Did he really say "insolence"? A five-year old girl, however smart (though not as smart as her Dad had ever wanted), could not have learned that word. How much of this memory was real?

But she was outside, in the cold, much like this late autumn night when she had her right leg dangling out the window, ten stories above that playground. Maybe it was the medication that was putting the word "insolence" in her memory. But she was outside. It was cold. She wasn't allowed a jacket. Her father didn't believe that cold could make you sick, but it could bring back some work ethics in insolent sloths. She was cold. She was shivering. Her tears still hadn't arrived. They were, unbeknownst to her then, was taking the bedtime train. She felt the dark garden where she would spend her twenty-minute exile was all blue, dark blue. (She knew it was twenty minutes because her father made her write down the time before she had left and then upon return a subtraction exercise was done.) Like the park she was looking down as an adult a few weeks ago, her family garden was familiar. She knew where everything was. But that night, the first time in her life, she chose to pretend something else. She saw a lanky farmer where the cypress tree grew from a seed taken from Jerusalem usually was. The farmer looked at her with his bluish face and smiled. She smiled back. He went back to hoeing the garden. There were fireflies, dancing with their yellow lanterns in this blue darkness. She looked up and saw her breath rising up to the full, yellow moon that cast the blue light onto them. The breath kept rising and embraced the yellow disk.

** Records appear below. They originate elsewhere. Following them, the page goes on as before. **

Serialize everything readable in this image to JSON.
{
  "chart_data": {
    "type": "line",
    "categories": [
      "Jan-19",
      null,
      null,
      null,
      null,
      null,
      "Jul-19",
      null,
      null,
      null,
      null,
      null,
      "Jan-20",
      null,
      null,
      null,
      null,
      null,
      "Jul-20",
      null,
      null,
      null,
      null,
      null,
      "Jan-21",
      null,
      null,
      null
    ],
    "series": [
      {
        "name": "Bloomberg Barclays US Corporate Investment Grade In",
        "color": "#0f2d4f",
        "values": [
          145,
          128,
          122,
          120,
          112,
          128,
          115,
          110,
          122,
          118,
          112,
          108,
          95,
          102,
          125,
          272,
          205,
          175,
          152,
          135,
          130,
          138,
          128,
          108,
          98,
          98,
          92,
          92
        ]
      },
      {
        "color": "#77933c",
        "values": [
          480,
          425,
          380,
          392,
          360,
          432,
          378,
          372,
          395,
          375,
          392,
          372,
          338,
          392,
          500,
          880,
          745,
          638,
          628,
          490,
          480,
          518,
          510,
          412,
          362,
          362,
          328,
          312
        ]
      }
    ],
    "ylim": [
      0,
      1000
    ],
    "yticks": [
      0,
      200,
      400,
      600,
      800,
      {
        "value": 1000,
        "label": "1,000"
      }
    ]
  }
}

She heard a noise and turned to look in its direction. Two cats, one was theirs, the other was a strayed one, were sitting in a far corner. They were talking, smoking hookah at the same time. They looked like the characters in the illustrated versions of the Torah her aunt had given her, with much quiet disapproval from her father. The cats called out to her, asking her to join them. She shook her head and told them that it was her punishment to stand in the middle of the garden and let the cold help her regain her desire to work. The cats shrugged and resumed their discussion. When the sky and the earth both became so blue and dark, there was, in her heart, no more difference. She could caress the moon the way she caressed that cat that was getting very loud with the other one. She could pick the stars off the heavens.

But she was a good girl. She would spend the rest of her life thinking because, as her father had told her since she could start understanding English, that thinking was the only way to salvation for her people.

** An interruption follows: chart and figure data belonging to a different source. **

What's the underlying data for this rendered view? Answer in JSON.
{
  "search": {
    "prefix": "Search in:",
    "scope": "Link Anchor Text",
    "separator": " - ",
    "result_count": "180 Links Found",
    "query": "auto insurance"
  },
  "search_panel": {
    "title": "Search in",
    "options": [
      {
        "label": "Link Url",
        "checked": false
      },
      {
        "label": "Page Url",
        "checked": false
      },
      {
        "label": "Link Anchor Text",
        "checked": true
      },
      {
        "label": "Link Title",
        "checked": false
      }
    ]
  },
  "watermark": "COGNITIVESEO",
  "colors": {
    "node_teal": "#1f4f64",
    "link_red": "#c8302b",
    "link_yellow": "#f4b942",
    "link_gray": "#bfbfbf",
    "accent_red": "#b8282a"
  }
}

When she remembered that night, those twenty minutes, feeling her goosebumps and shaking mad while letting her imagination go wild, she gave out a sigh. She dragged her right leg back into the warm apartment. She stood to close the window, looking down once more at the pavement ten stories down, imagining her body falling, watching her body falling, hearing the cracking of her bones, her skull, on the insensitive pavement of this senseless city, and then she closed the window, closing herself in from the outside world. After that she simply cried herself to sleep and she stopped thinking.

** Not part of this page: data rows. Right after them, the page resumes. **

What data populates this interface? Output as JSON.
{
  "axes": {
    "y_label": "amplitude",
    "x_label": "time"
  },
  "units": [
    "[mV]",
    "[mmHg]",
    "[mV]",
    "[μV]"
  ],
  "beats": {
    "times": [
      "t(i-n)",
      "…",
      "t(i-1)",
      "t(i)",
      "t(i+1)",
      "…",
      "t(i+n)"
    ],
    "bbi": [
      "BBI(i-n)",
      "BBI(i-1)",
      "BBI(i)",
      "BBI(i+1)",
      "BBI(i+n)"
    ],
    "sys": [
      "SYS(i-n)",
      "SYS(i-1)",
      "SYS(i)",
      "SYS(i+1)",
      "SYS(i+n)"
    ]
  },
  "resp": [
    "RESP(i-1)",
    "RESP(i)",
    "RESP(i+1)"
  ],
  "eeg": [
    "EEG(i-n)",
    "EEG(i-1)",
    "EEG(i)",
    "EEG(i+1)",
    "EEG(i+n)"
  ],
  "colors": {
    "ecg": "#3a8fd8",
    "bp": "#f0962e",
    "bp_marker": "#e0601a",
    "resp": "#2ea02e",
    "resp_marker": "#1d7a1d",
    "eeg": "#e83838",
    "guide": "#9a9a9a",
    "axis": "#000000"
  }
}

She had come here, in this yellow room, only because the man in front of her called her later and established an appointment. Here she sat at the appointed time, has been sitting since the appointed time. She felt a hand, or something, touching her right shoulder as she watched those lips continued moving a little more and the smoke of words make its final run. The skinless creature showed its sympathies for her with this touch. And tears in her eyes came out again, only the first time since that night when she was reminded of those twenty minutes three decades ago. The tears distorted everything and a different room started to form around her.